Lednik7 / CLIP-ONNX

It is a simple library to speed up CLIP inference up to 3x (K80 GPU)
MIT License
193 stars 25 forks source link

Matching OpenAI CLIP output by adding attention mask #14

Closed blahBlahhhJ closed 1 year ago

blahBlahhhJ commented 1 year ago

Fixes #3

Thanks for the great work Gerasimov!

I'm sure you've already noticed that your monkey-patched model doesn't perform the same as OpenAI's original implementation does. When using your model, I observed that it usually outputs a uniform distribution (e.g. 50% vs 50%) of the labels, while OpenAI's original model will output a very skewed and accurate distribution (e.g. 99% vs 1%).

After investigating the issue, I found that the reason of the performance difference is because you forgot to use attn_mask in the transformer for the text encoder. This fixes the performance issue, and you could verify it by running the forward pass of the PyTorch model.

After adding the attention mask back, although the torch model works fine, the onnx conversion will throw an error with something like "found tensors on different devices (cpu and cuda)". I then found that this is due to an issue with PyTorch's kernel implementation of the attention mechanism, making it impossible to do onnx conversion when you use an attention mask (since you didn't use attn_mask, it doesn't throw an error to you before). Therefore, I rewrote the attention function using native PyTorch (instead of calling the F.scaled_dot_product_attention which calls the underlying C++ attention kernel). Note that this may slow things down a little bit?

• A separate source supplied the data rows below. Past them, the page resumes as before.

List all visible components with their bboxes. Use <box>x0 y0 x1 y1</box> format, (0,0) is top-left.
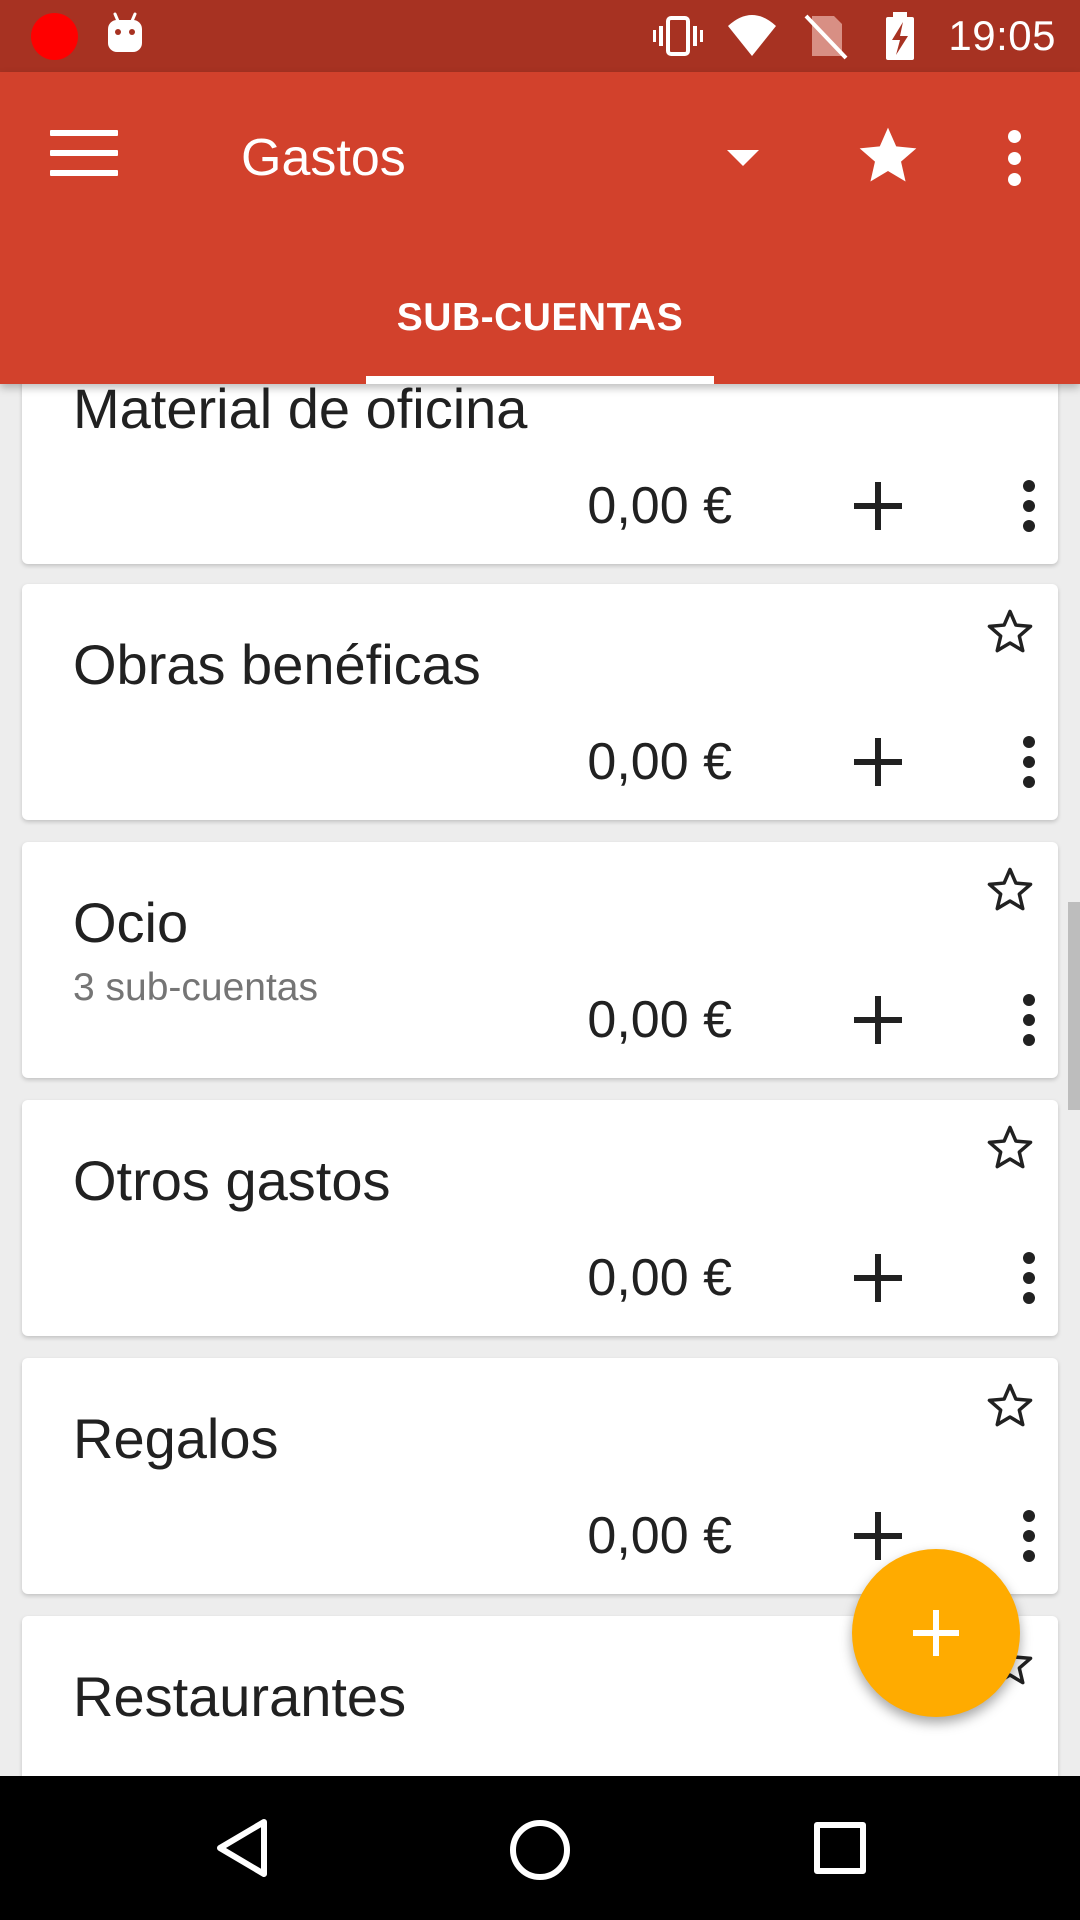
account-name: Regalos <box>73 1407 279 1470</box>
add-transaction-icon[interactable] <box>854 996 902 1044</box>
account-name: Obras benéficas <box>73 633 481 696</box>
star-outline-icon[interactable] <box>984 864 1036 916</box>
account-name: Ocio <box>73 891 189 954</box>
card-more-icon[interactable] <box>1022 1252 1036 1304</box>
favorite-star-icon[interactable] <box>854 122 922 190</box>
account-balance: 0,00 € <box>587 991 732 1049</box>
star-outline-icon[interactable] <box>984 1380 1036 1432</box>
card-more-icon[interactable] <box>1022 480 1036 532</box>
account-balance: 0,00 € <box>587 477 732 535</box>
card-more-icon[interactable] <box>1022 1510 1036 1562</box>
navigation-bar <box>0 1776 1080 1920</box>
scrollbar[interactable] <box>1068 902 1080 1110</box>
wifi-icon <box>728 15 777 56</box>
add-transaction-icon[interactable] <box>854 1254 902 1302</box>
account-balance: 0,00 € <box>587 1249 732 1307</box>
tab-sub-cuentas[interactable]: SUB-CUENTAS <box>366 272 714 384</box>
tab-label: SUB-CUENTAS <box>396 296 684 339</box>
add-transaction-icon[interactable] <box>854 1512 902 1560</box>
star-outline-icon[interactable] <box>984 1122 1036 1174</box>
status-bar: 19:05 <box>0 0 1080 72</box>
no-sim-icon <box>804 14 848 60</box>
app-bar: Gastos SUB-CUENTAS <box>0 72 1080 384</box>
account-card[interactable]: Material de oficina 0,00 € <box>22 384 1058 564</box>
tab-indicator <box>366 376 714 384</box>
account-card[interactable]: Ocio 3 sub-cuentas 0,00 € <box>22 842 1058 1078</box>
account-balance: 0,00 € <box>587 1507 732 1565</box>
recent-apps-icon[interactable] <box>814 1822 866 1874</box>
add-transaction-icon[interactable] <box>854 738 902 786</box>
account-name: Restaurantes <box>73 1665 407 1728</box>
sub-account-count: 3 sub-cuentas <box>73 966 318 1009</box>
add-transaction-icon[interactable] <box>854 482 902 530</box>
record-icon <box>31 13 78 60</box>
card-more-icon[interactable] <box>1022 736 1036 788</box>
status-icons: 19:05 <box>652 0 1056 72</box>
page-title: Gastos <box>241 129 406 187</box>
account-name: Material de oficina <box>73 384 528 440</box>
back-icon[interactable] <box>212 1816 272 1880</box>
clock: 19:05 <box>948 12 1056 59</box>
star-outline-icon[interactable] <box>984 606 1036 658</box>
vibrate-icon <box>653 16 704 56</box>
android-icon <box>108 12 142 52</box>
account-name: Otros gastos <box>73 1149 391 1212</box>
overflow-menu-icon[interactable] <box>1000 130 1028 186</box>
card-more-icon[interactable] <box>1022 994 1036 1046</box>
account-card[interactable]: Obras benéficas 0,00 € <box>22 584 1058 820</box>
battery-charging-icon <box>886 12 915 60</box>
menu-icon[interactable] <box>50 130 118 182</box>
account-card[interactable]: Otros gastos 0,00 € <box>22 1100 1058 1336</box>
dropdown-arrow-icon[interactable] <box>727 150 759 166</box>
home-icon[interactable] <box>510 1820 570 1880</box>
add-account-button[interactable] <box>852 1549 1020 1717</box>
account-balance: 0,00 € <box>587 733 732 791</box>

These 2 fixes should be sufficient for this repo to not only reach target performance but also remain convertible to onnx and thus accelerating inference. It is recommended to further convert it into TensorRT format to achieve even more speedup.

By the way, a better way to monkey patch is to do a.f = f_patch.__get__(a, A) instead of a.f = f_patch. The latter approach (which is your current approach) will throw an error if you directly call a.f() after patching. But for now I think it's fine cuz you're not directly calling attention().